In the last two decades, attempts to punish college scholars for their speech has skyrocketed from four in 2000 to 145 last year, according to a Foundation for Individual Rights and Expression (FIRE) survey published in April. Nearly three-quarters resulted in sanctions, and almost a quarter led to termination.
Boghossian also criticized universities focusing on diversity, equity and inclusion programs, saying they have led to more polarization.
DEI programs have aimed "to limit people's speech, to tell them what they can and cannot talk about, to make sure that they maintain the narrative," he said.
DEI offices have typically intended to help integrate a wider array of ethnicities and backgrounds into colleges while helping students achieve equal outcomes and feel comfortable at school. They often offer mentoring programs, events and other activities and recruit students and staff of different racial backgrounds to add diversity on campus.
But opponents have said such initiatives create race-based favoritism.
Boghossian told Fox News the University of Austin has broken from the mold of academic institutions beholden to DEI bureaucracies. While the college doesn't yet offer degrees, students can take the school's "forbidden classes" in Dallas.

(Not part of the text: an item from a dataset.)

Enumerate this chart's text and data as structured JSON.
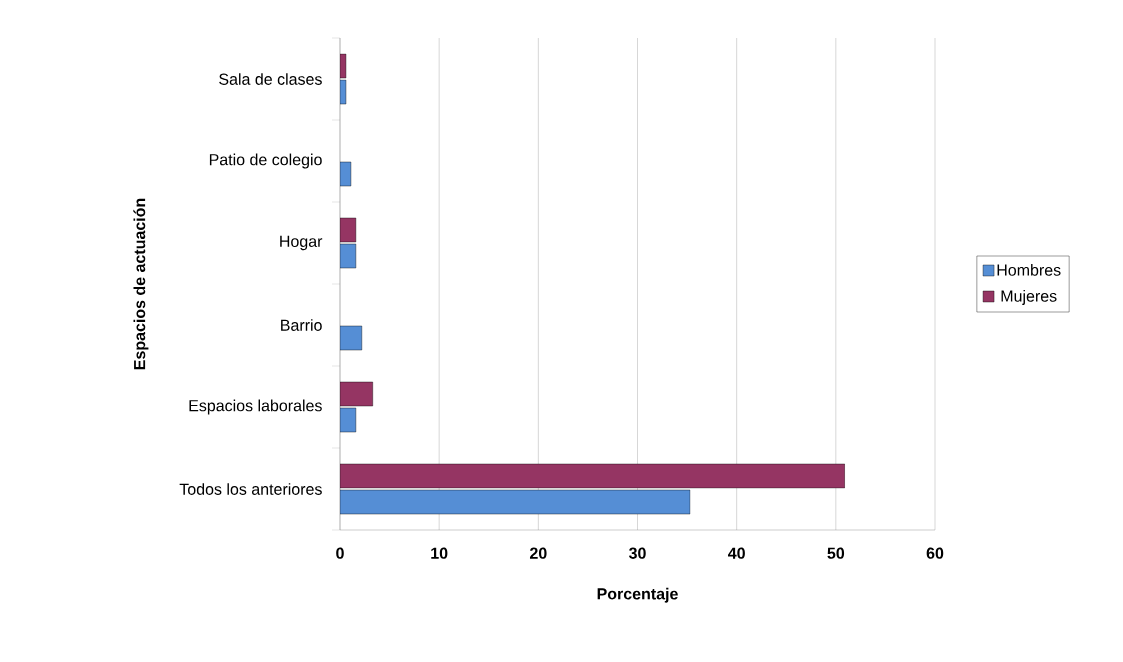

"It's a class where diverse views, actually people who hold different opinions, are presented about topics we wouldn't or couldn't or shouldn't even talk about," Boghossian, one of the lecturers, previously told Fox News. "If you have a sincere question, you're welcome to ask that, even if some people may be offended by that question."
The philosophy professor told Fox News he hopes the University of Austin will help overcome "wokeism."
"We can regain the trust in our institutions," Boghossian said. "But this is not going to be easy, and it is going to be a long, slow march."
"You have to be willing to speak up when you hear an injustice, but you also have to be willing to understand what is the complaint," he said. "We just have to want to start talking to each other again."